To do anonymize data, you need to do the following at a minimum:
- Replace names with placeholder names such as “GDPR CRM1234567890” where “1234567890” is the record ID
- Replace email with placeholder email such as “gdpr.anonymized+CRM1234567890@acme.com”
- Replace phone number or replace it with a dummy phone number that preserves the country and/or area code, such as “+1 (415) 000-0000”
- Remove job title, but keep job function, job level, and buyer persona segmentations. Alternatively, you can also replace the actual job title with a generic job title, for example, change “Director of Demand Generation” to “Director, Marketing, Demand”
- Remove all notes as they may contain Personally Identifiable Information (PII)
What are the benefits of anonymization/pseudonymization vs. deletion?
- Preserve campaign and engagement history, as well as attribution
- Preserve the ability to execute account, industry, and geographical level programs
- Preserve the ability to do most analytics
- Preserve historical data for machine learning training
- Does not change trending analytics that rely on historical data
Folks who are well versed in GDPR are probably thinking, “What about changelogs”? Changelogs in most software applications can’t be changed or erased easily.
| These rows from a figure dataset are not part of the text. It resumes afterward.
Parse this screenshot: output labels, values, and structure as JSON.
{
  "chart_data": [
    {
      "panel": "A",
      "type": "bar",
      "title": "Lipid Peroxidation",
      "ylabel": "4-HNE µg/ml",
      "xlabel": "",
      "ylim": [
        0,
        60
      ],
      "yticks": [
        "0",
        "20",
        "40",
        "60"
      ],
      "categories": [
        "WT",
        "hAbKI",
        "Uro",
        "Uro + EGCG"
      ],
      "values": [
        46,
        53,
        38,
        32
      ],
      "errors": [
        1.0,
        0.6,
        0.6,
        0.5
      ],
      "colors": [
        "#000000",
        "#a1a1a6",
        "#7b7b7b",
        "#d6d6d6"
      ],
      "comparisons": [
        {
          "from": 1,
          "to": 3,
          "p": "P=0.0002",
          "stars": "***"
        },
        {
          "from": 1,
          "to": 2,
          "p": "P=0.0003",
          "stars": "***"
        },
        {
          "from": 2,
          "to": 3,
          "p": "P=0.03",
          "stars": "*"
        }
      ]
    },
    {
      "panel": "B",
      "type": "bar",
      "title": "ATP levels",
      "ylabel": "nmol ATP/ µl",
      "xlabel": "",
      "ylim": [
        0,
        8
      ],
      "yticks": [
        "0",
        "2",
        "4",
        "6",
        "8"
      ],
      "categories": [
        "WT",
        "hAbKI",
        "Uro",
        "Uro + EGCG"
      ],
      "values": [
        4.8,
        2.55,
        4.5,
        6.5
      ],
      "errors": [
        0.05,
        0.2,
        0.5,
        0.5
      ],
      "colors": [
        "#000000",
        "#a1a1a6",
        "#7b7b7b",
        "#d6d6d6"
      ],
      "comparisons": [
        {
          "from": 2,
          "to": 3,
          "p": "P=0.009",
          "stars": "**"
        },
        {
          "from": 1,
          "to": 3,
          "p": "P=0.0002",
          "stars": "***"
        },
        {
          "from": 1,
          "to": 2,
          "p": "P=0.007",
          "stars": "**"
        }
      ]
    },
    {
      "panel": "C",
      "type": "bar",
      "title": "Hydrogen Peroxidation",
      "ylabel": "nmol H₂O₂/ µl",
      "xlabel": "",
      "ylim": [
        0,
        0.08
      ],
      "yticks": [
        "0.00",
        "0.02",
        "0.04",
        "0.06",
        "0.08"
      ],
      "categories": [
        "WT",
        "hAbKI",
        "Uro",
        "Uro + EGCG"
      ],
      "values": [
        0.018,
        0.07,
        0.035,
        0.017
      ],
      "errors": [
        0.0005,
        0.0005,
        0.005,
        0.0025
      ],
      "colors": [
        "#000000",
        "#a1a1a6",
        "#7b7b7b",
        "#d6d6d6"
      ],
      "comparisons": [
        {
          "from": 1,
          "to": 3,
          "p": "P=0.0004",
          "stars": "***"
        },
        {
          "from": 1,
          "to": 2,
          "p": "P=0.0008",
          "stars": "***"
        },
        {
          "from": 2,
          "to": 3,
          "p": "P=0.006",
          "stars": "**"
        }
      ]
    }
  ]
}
PII still persists in the changelogs even after the GDPR non-compliant contact data has been anonymized/pseudonymized. This is OK because changelogs are actually required to prove compliance. Imagine you honored a forget-me request and completely removed the record and all changelogs, so there is absolutely no trace of you ever having that record. What if the requester comes 31 days later and asserts that you didn’t remove his information promptly within the 30-day grace period? What evidence can you produce to prove that you removed his record 10 days ago and not 10 minutes ago? The ability to demonstrate compliance is as important as being compliant. The preservation of an audit log is actually an important aspect of being GDPR compliant.
Now, go fire up your favorite data tool (like Openprise) and anonymize those leads so you can really decompress this weekend.